Saez and Zucman portray the history of U.S. taxes as a struggle between people who want to tax the rich and those who want to protect the fortunes of the rich. The story starts in the 17th century, when northern colonies created more progressive tax systems than Europe had. Massachusetts even enacted a wealth tax, which covered land, ships, jewelry livestock and more.

The southern colonies, by contrast, were hostile to taxation. Southern plantation owners worried that taxes could undermine slavery, as historian Robin Einhorn has explained, and made sure to keep tax rates low and tax collection ineffective. (The hostility to taxes ultimately hampered the Confederacy’s ability to raise money and fight the Civil War.)

By the middle of the 20th century, the high-tax advocates had prevailed. The United States had arguably the world’s most progressive tax code, with a top income-tax rate of 91% and a corporate tax rate above 50%.

But the second half of the 20th century was mostly a victory for the low-tax side.

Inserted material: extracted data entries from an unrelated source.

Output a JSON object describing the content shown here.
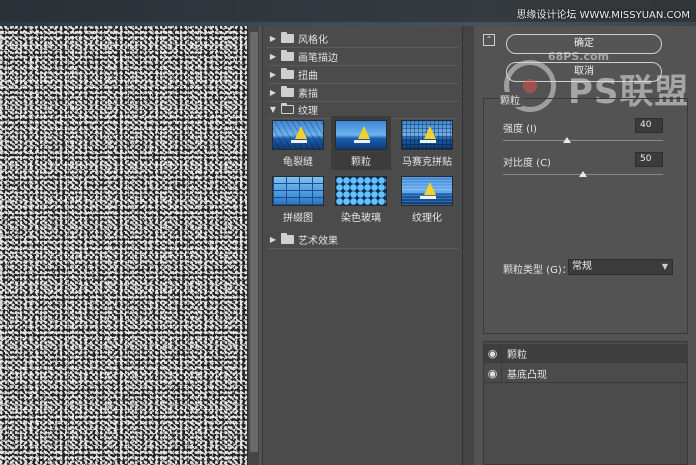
{
  "watermark_top": "思缘设计论坛 WWW.MISSYUAN.COM",
  "watermark_side": "68PS.com",
  "logo_text": "PS联盟",
  "logo_digit": "6",
  "gallery": {
    "categories": [
      {
        "label": "风格化",
        "open": false
      },
      {
        "label": "画笔描边",
        "open": false
      },
      {
        "label": "扭曲",
        "open": false
      },
      {
        "label": "素描",
        "open": false
      },
      {
        "label": "纹理",
        "open": true
      },
      {
        "label": "艺术效果",
        "open": false
      }
    ],
    "texture_filters": [
      {
        "label": "龟裂缝",
        "icon": "cracks-thumbnail"
      },
      {
        "label": "颗粒",
        "icon": "grain-thumbnail",
        "selected": true
      },
      {
        "label": "马赛克拼贴",
        "icon": "mosaic-thumbnail"
      },
      {
        "label": "拼缀图",
        "icon": "patchwork-thumbnail"
      },
      {
        "label": "染色玻璃",
        "icon": "stained-glass-thumbnail"
      },
      {
        "label": "纹理化",
        "icon": "texturizer-thumbnail"
      }
    ]
  },
  "buttons": {
    "ok": "确定",
    "cancel": "取消",
    "collapse_icon": "collapse-icon"
  },
  "options": {
    "title": "颗粒",
    "intensity_label": "强度 (I)",
    "intensity_value": "40",
    "intensity_level": 40,
    "contrast_label": "对比度 (C)",
    "contrast_value": "50",
    "contrast_level": 50,
    "grain_type_label": "颗粒类型 (G)：",
    "grain_type_value": "常规"
  },
  "layers": [
    {
      "name": "颗粒",
      "active": true
    },
    {
      "name": "基底凸现",
      "active": false
    }
  ]
}
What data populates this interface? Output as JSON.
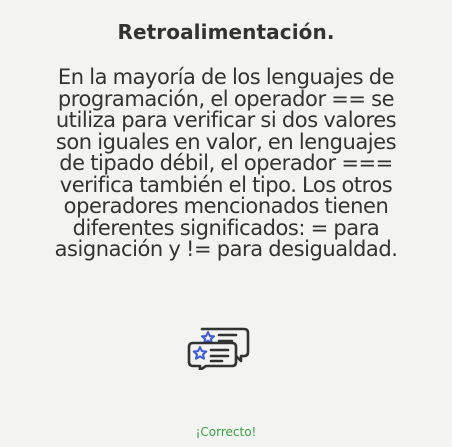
{
  "feedback": {
    "title": "Retroalimentación.",
    "body_lines": [
      "En la mayoría de los lenguajes de",
      "programación, el operador == se",
      "utiliza para verificar si dos valores",
      "son iguales en valor, en lenguajes",
      "de tipado débil, el operador ===",
      "verifica también el tipo. Los otros",
      "operadores mencionados tienen",
      "diferentes significados: = para",
      "asignación y != para desigualdad."
    ],
    "icon": "feedback-chat-star-icon",
    "status": "¡Correcto!",
    "status_color": "#3aa143",
    "icon_accent_color": "#3b5bdb"
  }
}
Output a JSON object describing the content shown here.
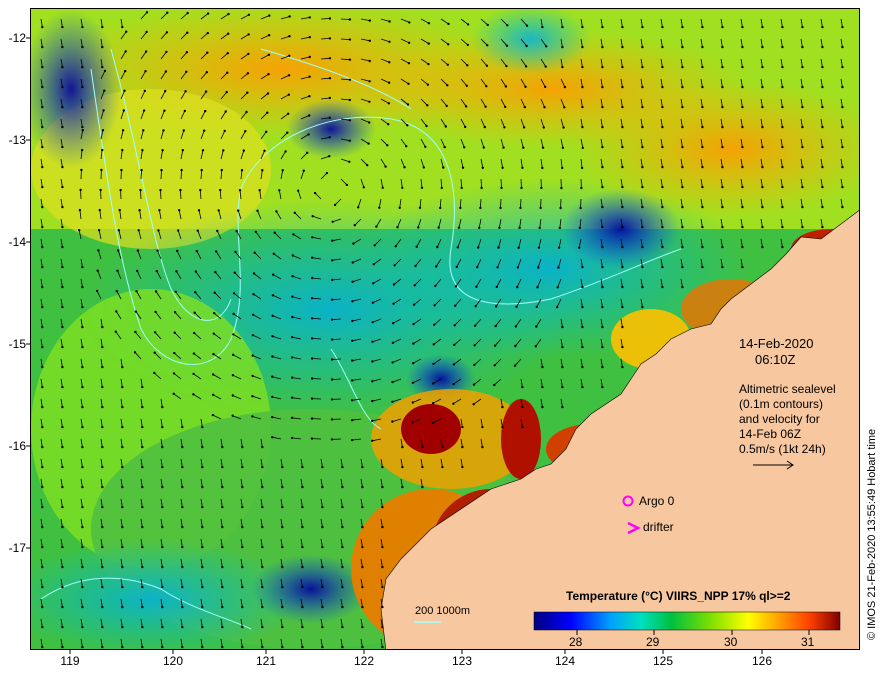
{
  "map": {
    "y_ticks": [
      "-12",
      "-13",
      "-14",
      "-15",
      "-16",
      "-17"
    ],
    "x_ticks": [
      "119",
      "120",
      "121",
      "122",
      "123",
      "124",
      "125",
      "126"
    ]
  },
  "annotations": {
    "date": "14-Feb-2020",
    "time": "06:10Z",
    "legend_lines": [
      "Altimetric sealevel",
      "(0.1m contours)",
      "and velocity for",
      "14-Feb 06Z",
      "0.5m/s (1kt 24h)"
    ],
    "argo_label": "Argo 0",
    "drifter_label": "drifter",
    "depth_label": "200  1000m"
  },
  "colorbar": {
    "title": "Temperature (°C) VIIRS_NPP 17% ql>=2",
    "ticks": [
      "28",
      "29",
      "30",
      "31"
    ],
    "range": [
      27.3,
      31.4
    ],
    "colors": [
      "#000080",
      "#0000ff",
      "#00a0ff",
      "#00e0c0",
      "#00c040",
      "#80e000",
      "#ffff00",
      "#ffa000",
      "#ff4000",
      "#800000"
    ]
  },
  "credit": "© IMOS 21-Feb-2020 13:55:49 Hobart time",
  "colors": {
    "land": "#f7c8a0",
    "argo_marker": "#ff00ff",
    "drifter_marker": "#ff00ff",
    "contour": "#a0ffff"
  }
}
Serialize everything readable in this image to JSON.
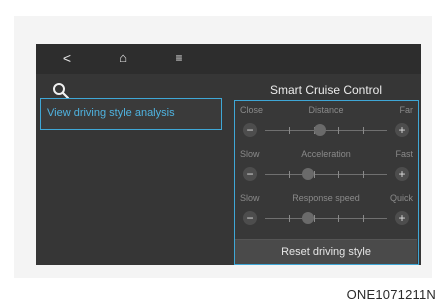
{
  "screen": {
    "title": "Smart Cruise Control",
    "nav": {
      "back": "<",
      "home": "⌂",
      "menu": "≡"
    },
    "menu_item": "View driving style analysis",
    "settings": [
      {
        "left": "Close",
        "center": "Distance",
        "right": "Far",
        "level": 0.45,
        "ticks": 5
      },
      {
        "left": "Slow",
        "center": "Acceleration",
        "right": "Fast",
        "level": 0.35,
        "ticks": 5
      },
      {
        "left": "Slow",
        "center": "Response speed",
        "right": "Quick",
        "level": 0.35,
        "ticks": 5
      }
    ],
    "minus_symbol": "−",
    "plus_symbol": "+",
    "reset_label": "Reset driving style"
  },
  "caption": "ONE1071211N",
  "colors": {
    "accent": "#3fa7d6",
    "screen_bg": "#363636"
  },
  "icons": {
    "search": "search-icon"
  }
}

Companies found ways to take more deductions and dodge taxes. Politicians cut every tax that fell mostly on the wealthy: high-end income taxes, investment taxes, the estate tax and the corporate tax. The justification for doing so was usually that the economy as a whole would benefit.

The justification turned out to be wrong. The U.S. economy has not fared better when tax rates are lower. Lower taxes on the wealthy instead end up benefiting the wealthy, not society as a whole. The great decline in high-end taxation has happened over the same period that economic growth has been disappointing and middle-class income growth even worse.

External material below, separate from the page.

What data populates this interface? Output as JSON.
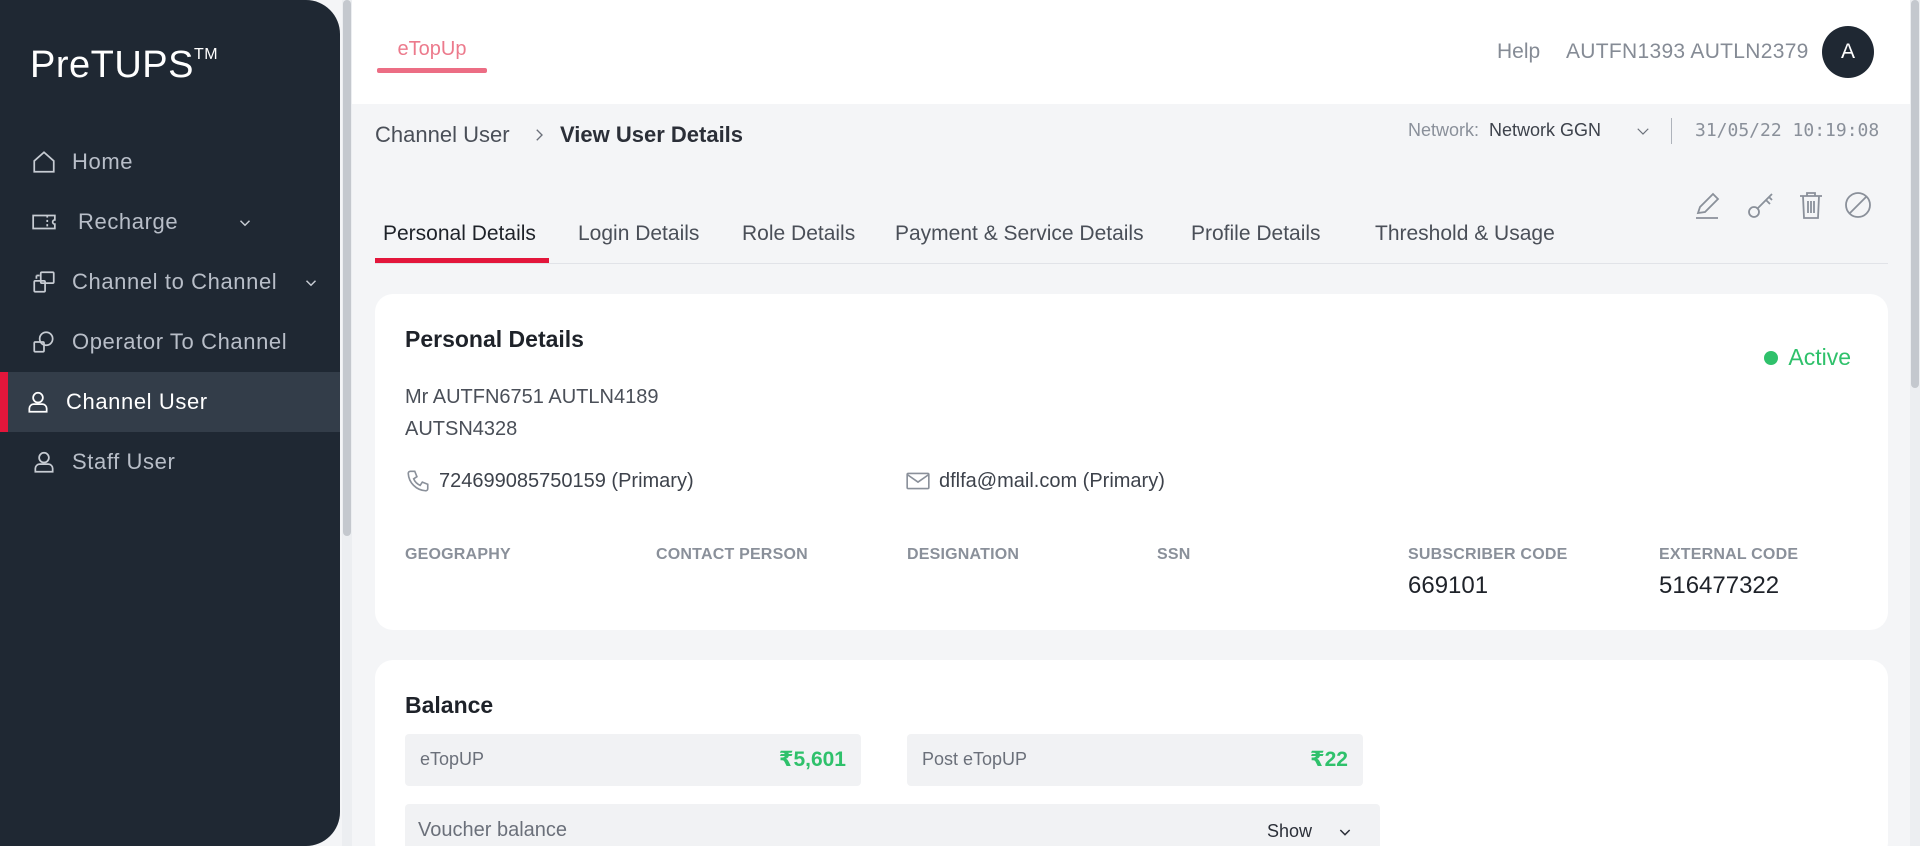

That’s the maddening part of the story. The energizing part are the solutions that Saez and Zucman propose. They call for a set of policies that would raise the overall tax rate on the wealthiest Americans to about 60% (still not as high as in 1950). Doing so would bring in about $750 billion a year, or 4% of GDP, enough to pay for universal pre-K, an infrastructure program, medical research, clean energy and more. Those are the kinds of policies that really do lift economic growth.

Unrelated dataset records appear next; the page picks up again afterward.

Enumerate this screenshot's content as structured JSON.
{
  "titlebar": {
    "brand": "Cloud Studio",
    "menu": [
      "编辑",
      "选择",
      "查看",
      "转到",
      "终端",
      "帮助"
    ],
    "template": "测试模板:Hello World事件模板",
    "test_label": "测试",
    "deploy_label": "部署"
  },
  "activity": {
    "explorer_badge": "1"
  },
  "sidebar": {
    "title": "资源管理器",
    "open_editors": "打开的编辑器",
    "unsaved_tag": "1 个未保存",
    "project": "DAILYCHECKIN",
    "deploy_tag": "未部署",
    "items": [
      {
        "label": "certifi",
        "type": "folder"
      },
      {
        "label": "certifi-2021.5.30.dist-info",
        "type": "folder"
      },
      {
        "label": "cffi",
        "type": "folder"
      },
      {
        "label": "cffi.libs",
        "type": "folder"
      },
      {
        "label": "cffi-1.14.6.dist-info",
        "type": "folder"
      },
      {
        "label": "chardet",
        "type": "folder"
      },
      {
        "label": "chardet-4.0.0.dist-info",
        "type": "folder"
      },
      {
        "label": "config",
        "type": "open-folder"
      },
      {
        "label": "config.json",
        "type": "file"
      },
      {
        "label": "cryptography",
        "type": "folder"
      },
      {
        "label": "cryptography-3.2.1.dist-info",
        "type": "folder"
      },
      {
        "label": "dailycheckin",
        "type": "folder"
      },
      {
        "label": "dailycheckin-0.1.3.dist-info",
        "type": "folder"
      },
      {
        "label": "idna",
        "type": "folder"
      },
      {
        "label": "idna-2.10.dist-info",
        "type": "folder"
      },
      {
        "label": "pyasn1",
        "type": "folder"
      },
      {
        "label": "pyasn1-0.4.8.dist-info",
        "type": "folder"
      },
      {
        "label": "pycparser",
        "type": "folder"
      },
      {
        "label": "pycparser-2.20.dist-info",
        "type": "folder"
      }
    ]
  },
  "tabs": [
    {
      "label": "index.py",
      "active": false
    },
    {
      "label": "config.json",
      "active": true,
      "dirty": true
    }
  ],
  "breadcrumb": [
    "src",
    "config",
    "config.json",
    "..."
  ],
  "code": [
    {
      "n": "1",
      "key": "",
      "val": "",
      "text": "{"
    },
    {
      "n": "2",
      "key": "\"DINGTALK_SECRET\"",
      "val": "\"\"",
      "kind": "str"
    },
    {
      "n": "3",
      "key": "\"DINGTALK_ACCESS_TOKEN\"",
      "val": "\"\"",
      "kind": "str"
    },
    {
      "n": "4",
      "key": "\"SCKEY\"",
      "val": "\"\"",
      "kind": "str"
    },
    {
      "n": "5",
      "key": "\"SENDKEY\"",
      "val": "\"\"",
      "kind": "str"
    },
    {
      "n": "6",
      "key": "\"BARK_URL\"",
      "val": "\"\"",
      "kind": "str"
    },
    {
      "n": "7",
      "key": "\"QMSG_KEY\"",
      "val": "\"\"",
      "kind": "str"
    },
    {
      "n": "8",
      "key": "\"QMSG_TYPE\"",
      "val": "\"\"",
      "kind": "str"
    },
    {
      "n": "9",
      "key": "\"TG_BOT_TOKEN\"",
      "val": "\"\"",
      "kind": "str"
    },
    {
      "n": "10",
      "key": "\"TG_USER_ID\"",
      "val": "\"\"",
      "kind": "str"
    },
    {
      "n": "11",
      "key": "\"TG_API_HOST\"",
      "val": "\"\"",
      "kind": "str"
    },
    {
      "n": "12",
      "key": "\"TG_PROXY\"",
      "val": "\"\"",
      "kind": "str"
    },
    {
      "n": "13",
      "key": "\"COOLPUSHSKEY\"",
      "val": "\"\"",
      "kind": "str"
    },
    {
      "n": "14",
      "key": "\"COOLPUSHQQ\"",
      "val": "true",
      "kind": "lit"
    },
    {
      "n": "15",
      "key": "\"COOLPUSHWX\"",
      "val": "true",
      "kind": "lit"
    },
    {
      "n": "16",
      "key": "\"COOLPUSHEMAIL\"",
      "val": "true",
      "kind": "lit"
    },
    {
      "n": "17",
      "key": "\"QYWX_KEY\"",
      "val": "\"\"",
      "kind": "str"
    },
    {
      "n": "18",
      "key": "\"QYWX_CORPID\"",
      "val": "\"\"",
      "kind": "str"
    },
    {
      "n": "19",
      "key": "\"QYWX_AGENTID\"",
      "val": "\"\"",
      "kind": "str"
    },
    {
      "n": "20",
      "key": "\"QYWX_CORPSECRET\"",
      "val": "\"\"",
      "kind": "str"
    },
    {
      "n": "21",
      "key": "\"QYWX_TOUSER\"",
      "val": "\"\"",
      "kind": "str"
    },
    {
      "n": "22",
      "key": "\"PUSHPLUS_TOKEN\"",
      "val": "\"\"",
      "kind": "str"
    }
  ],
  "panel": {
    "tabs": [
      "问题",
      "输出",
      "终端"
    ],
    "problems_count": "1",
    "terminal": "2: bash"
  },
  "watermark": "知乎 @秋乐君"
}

One crucial part of the agenda is a minimum global corporate tax of at least 25%. A company would have to pay the tax on its U.S. operations even if it set up headquarters in Ireland or Bermuda. Saez and Zucman also favor a wealth tax; Elizabeth Warren’s version is based on their work. And they call for the creation of a Public Protection Bureau, to help the IRS crack down on tax dodging.

I already know what the critics will say about these arguments — that the rich will always figure out a way to avoid taxes. That’s simply not the case. True, they will always be able to avoid some taxes. But history shows that serious attempts to collect more taxes usually succeed.

Ask yourself this: If efforts to tax the superrich were really doomed to fail, why would so many of the superrich be fighting so hard to defeat those efforts?